Немцы сопротивлялись отчаянно. Немало наших бойцов полегло во вражеском окопе под огнём их «шмайссеров». Вот перед младшим лейтенантом на мгновение возникло дымящееся отверстие ствола автомата, а его рука ещё не закончила передёргивать затвор карабина. Немецкая пуля пробила навылет грудь юного командира.
Он не видел, как красноармейцы его взвода добили последних фашистов (пленных не брали). Не видел, как оставшиеся в живых солдаты собирались кучками, шаря по вещмешкам — своим и погибших товарищей — в поисках фляжек с водой, затягиваясь терпким махорочным дымом.
…Почему же не видно отца? Почему мама запрещала говорить о нём после его гибели под поездом в 1932-м? Неужели была правда в тех шепотках, когда говорили, что отца столкнули под поезд чекисты за его якобы причастность к националистическому движению на Украине? Но ведь он был всего лишь учителем в сельской школе. Где его могила?..
Гимнастёрку и рубашку, присохшие к бинтам на груди и спине, с младшего лейтенанта снимать не стали. Их просто разрезали ножницами от шеи вниз. Пожилая медсестра резко, но осторожно отделила от сочащихся кровью ран почерневшие бинты. Её лицо ничего не выражало: она слишком устала от обилия крови, истерзанных железом обнажённых мужиков и мальчиков. Лица молоденьких медсестёр передёргивало при каждом резком движении рук старшей.
Он не знал, что его сёстры с Семёном и детьми успели эвакуироваться.
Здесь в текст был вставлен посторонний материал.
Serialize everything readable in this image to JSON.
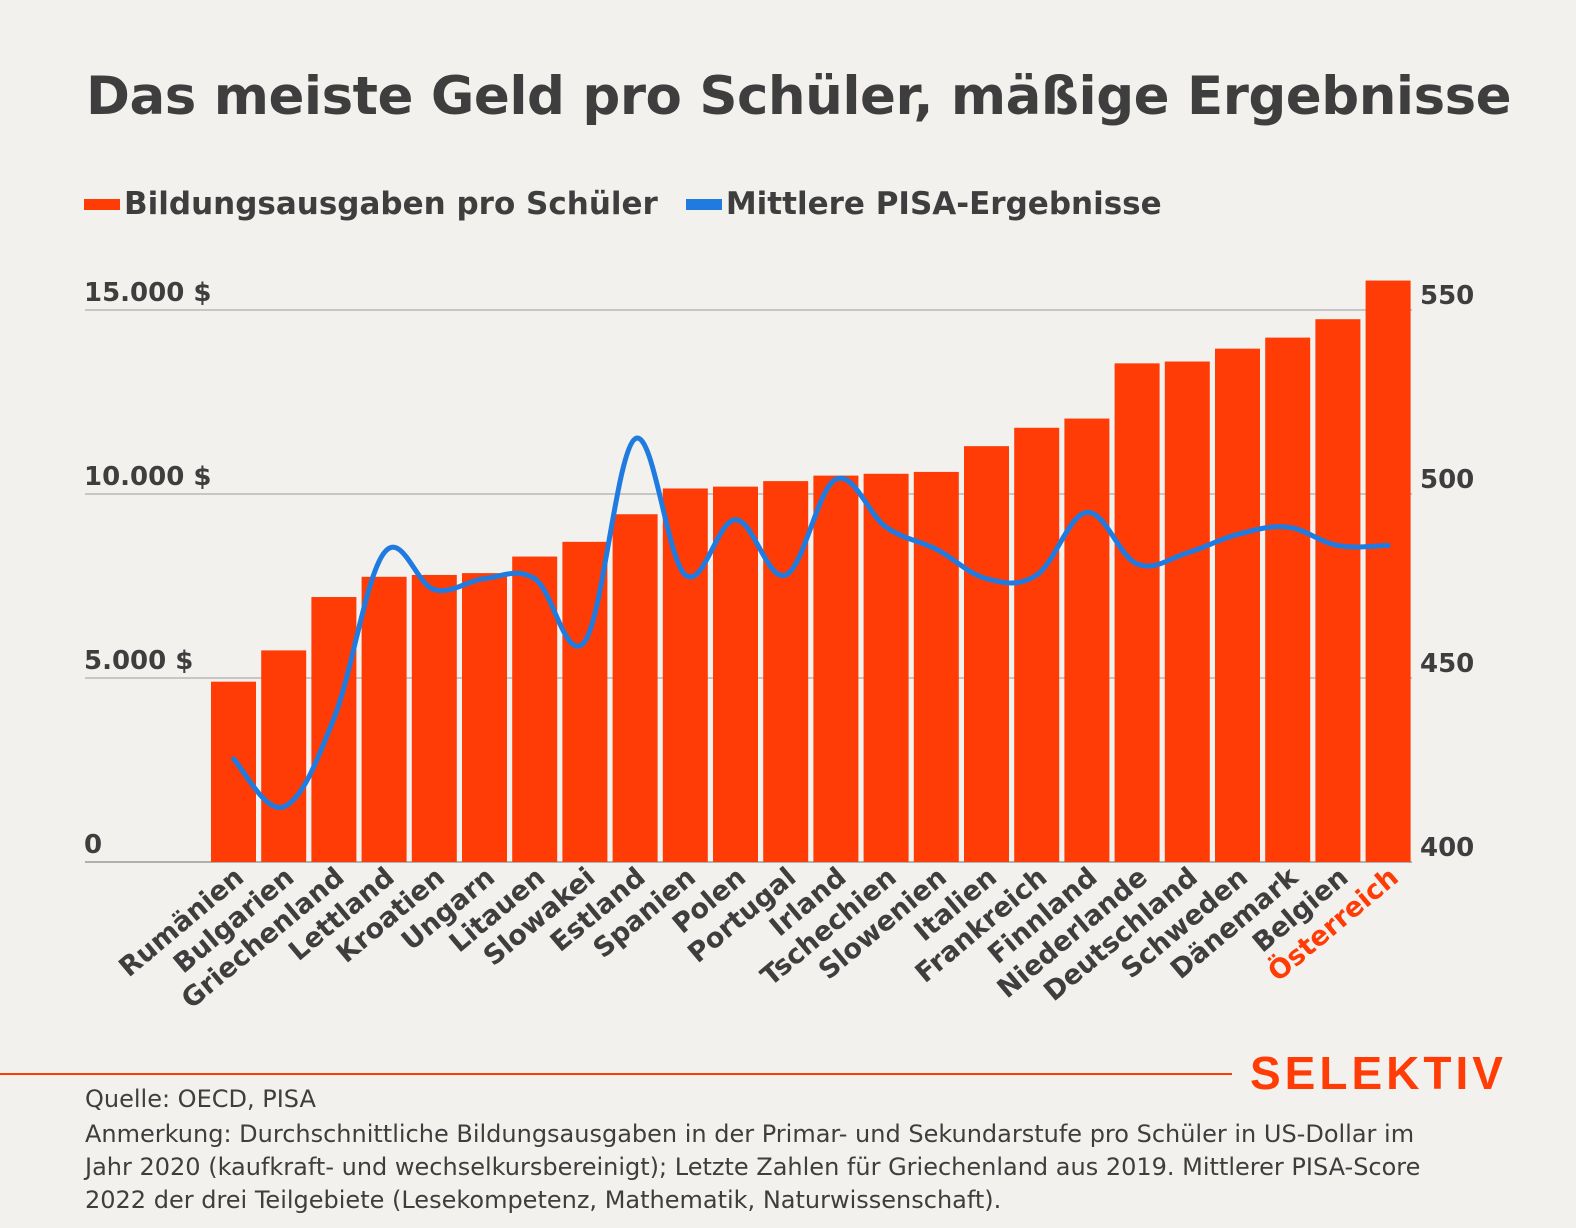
{
  "title": "Das meiste Geld pro Schüler, mäßige Ergebnisse",
  "legend": {
    "bars_label": "Bildungsausgaben pro Schüler",
    "line_label": "Mittlere PISA-Ergebnisse"
  },
  "colors": {
    "bar": "#ff3c06",
    "line": "#1f7be0",
    "highlight": "#ff3c06",
    "text": "#3e3e3e",
    "grid": "#b8b8b8",
    "background": "#f3f1ee"
  },
  "chart_data": {
    "type": "bar",
    "categories": [
      "Rumänien",
      "Bulgarien",
      "Griechenland",
      "Lettland",
      "Kroatien",
      "Ungarn",
      "Litauen",
      "Slowakei",
      "Estland",
      "Spanien",
      "Polen",
      "Portugal",
      "Irland",
      "Tschechien",
      "Slowenien",
      "Italien",
      "Frankreich",
      "Finnland",
      "Niederlande",
      "Deutschland",
      "Schweden",
      "Dänemark",
      "Belgien",
      "Österreich"
    ],
    "highlight_category": "Österreich",
    "series": [
      {
        "name": "Bildungsausgaben pro Schüler",
        "type": "bar",
        "axis": "left",
        "values": [
          4900,
          5750,
          7200,
          7750,
          7800,
          7850,
          8300,
          8700,
          9450,
          10150,
          10200,
          10350,
          10500,
          10550,
          10600,
          11300,
          11800,
          12050,
          13550,
          13600,
          13950,
          14250,
          14750,
          15800
        ]
      },
      {
        "name": "Mittlere PISA-Ergebnisse",
        "type": "line",
        "axis": "right",
        "values": [
          428,
          415,
          439,
          484,
          474,
          477,
          477,
          460,
          515,
          478,
          493,
          478,
          504,
          491,
          485,
          477,
          478,
          495,
          481,
          484,
          489,
          491,
          486,
          486
        ]
      }
    ],
    "y_left": {
      "min": 0,
      "max": 15000,
      "ticks": [
        0,
        5000,
        10000,
        15000
      ],
      "tick_labels": [
        "0",
        "5.000 $",
        "10.000 $",
        "15.000 $"
      ]
    },
    "y_right": {
      "min": 400,
      "max": 550,
      "ticks": [
        400,
        450,
        500,
        550
      ],
      "tick_labels": [
        "400",
        "450",
        "500",
        "550"
      ]
    },
    "grid": true,
    "legend_position": "top-left"
  },
  "brand": "SELEKTIV",
  "source": "Quelle: OECD, PISA",
  "note": "Anmerkung: Durchschnittliche Bildungsausgaben in der Primar- und Sekundarstufe pro Schüler in US-Dollar im Jahr 2020 (kaufkraft- und wechselkursbereinigt); Letzte Zahlen für Griechenland aus 2019. Mittlerer PISA-Score 2022 der drei Teilgebiete (Lesekompetenz, Mathematik, Naturwissenschaft)."
}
Октябринка помогала Тамаре присматривать и ухаживать за детьми. На одной из станций она побежала на перрон налить в чайник кипятку и купить что-нибудь поесть. Когда она возвращалась с чайником в одной руке и газетным кулёчком с дымящейся картошкой в мундире в другой, на первый путь въехал военный эшелон с товарными вагонами и зачехлённой техникой, отрезав перрон от гражданского поезда. Тем временем состав с эвакуированными тронулся и ушёл, набирая скорость.
Октябрина осталась на перроне с чайником, картошкой и несколькими смятыми рублями, зажатыми в руке. Испугаться она не успела. Ей и раньше казалось, что надо ехать на фронт, а не в эвакуацию. Она ходила вдоль воинского эшелона, только что отделившего её от родных, от прежней жизни, и размышляла, как попасть в него. Солдаты из теплушек уже протягивали руки, отпуская шуточки, как тут офицер из этого военного эшелона одёрнул шутников, остановил Октябрину, выслушал её сбивчивый рассказ и сказал: «Девочка, нечего тебе здесь делать». Он взял Октябрину за руку и отвёл к коменданту вокзала. Комендант спустя час-полтора посадил черноглазую, с длинной косой девчонку в эшелон с эвакуированными, направлявшийся на Урал, в Челябинск…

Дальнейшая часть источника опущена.